Tutorial 2
Tutorial 2
Today I am taking the second tutorial of the course. The goal of this tutorial is to learn basics of regression analysis.^
Here is the outline of the tutorial:
- Simulate data
- Fit a linear regression model
- Evaluate the model
1. Simulate data
We will simulate a simple linear regression model. The model is to simulate people’s weight based on their height.
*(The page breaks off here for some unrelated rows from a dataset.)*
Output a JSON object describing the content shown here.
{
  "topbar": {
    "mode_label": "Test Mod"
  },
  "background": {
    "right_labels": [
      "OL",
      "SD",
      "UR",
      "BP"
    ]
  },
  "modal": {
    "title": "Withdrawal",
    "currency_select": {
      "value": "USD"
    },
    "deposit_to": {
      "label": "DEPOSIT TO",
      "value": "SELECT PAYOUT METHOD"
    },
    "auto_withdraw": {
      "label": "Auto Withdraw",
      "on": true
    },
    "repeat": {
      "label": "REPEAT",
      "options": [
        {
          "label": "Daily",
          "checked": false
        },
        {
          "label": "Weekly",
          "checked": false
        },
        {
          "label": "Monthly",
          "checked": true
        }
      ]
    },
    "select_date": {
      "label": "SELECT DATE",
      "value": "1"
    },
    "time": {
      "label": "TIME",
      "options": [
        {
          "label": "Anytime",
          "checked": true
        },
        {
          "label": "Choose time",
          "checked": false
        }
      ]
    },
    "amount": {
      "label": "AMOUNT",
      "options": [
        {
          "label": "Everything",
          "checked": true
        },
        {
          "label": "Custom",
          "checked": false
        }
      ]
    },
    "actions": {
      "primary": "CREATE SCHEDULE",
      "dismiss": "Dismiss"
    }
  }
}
The model is defined as:
\[\text{weight} = 50 + 0.5 \times \text{height} + \epsilon\]where $\epsilon$ is a random noise term.
import numpy as np
import pandas as pd
np.random.seed(0)
n = 100
height = np.random.normal(160, 10, n)
weight = 50 + 0.5 * height + np.random.normal(0, 5, n)
data = pd.DataFrame({'height': height, 'weight': weight})
data.head()
Now I want the code that could be used to plot the histogram of the height and weight.
import matplotlib.pyplot as plt
plt.hist(data['height'], bins=20)
plt.xlabel('Height')
plt.ylabel('Frequency')
plt.show()
Now, I want to plot the scatter plot of height and weight.
plt.scatter(data['height'], data['weight'])
plt.xlabel('Height')
plt.ylabel('Weight')
plt.show()
Now, I want to the data to csv file.
data.to_csv('data.csv', index=False)